January 31st, 2011 - 11:51 am ICT by ANI  

London, Jan 31 (ANI): Smaller and more energy-efficient electronic chips are on their way as Swiss scientists have found a material-molybdenite- that has distinct advantages over traditional silicon or graphene for use in electronics applications.

EPFL’s Laboratory of Nanoscale Electronics and Structures (LANES) discovery could play an important role in electronics, allowing us to make transistors that are smaller and more energy efficient.

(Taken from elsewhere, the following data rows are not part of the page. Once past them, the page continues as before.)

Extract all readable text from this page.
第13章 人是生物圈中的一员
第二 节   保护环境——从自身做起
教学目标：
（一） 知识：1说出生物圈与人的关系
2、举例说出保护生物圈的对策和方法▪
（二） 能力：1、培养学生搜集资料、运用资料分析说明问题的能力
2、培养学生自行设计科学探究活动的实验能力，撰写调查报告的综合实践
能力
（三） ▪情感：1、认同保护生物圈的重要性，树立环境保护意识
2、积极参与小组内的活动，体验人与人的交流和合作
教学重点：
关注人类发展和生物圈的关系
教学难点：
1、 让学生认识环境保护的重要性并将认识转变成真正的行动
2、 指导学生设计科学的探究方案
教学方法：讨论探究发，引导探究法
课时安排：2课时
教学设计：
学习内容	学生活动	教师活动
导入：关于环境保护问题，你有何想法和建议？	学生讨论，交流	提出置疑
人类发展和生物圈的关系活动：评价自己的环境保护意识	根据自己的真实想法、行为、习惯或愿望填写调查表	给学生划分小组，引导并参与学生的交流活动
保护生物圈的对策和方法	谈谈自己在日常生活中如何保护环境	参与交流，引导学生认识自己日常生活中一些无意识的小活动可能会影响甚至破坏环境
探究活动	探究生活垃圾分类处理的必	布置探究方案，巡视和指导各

The researchers have revealed that molybdenite, or MoS2, is a very effective semiconductor. This mineral, which is abundant in nature, is often used as an element in steel alloys or as an additive in lubricants. But it had not yet been extensively studied for use in electronics.

“It’s a two-dimensional material, very thin and easy to use in nanotechnology. It has real potential in the fabrication of very small transistors, light-emitting diodes (LEDs) and solar cells,” said EPFL Andras Kis.

He compared its advantages with two other materials: silicon and graphene.

One of molybdenite’s advantages is that it is less voluminous than silicon, which is a three-dimensional material. And, another is that it can be used to make transistors that consume 100,000 times less energy in standby state than traditional silicon transistors.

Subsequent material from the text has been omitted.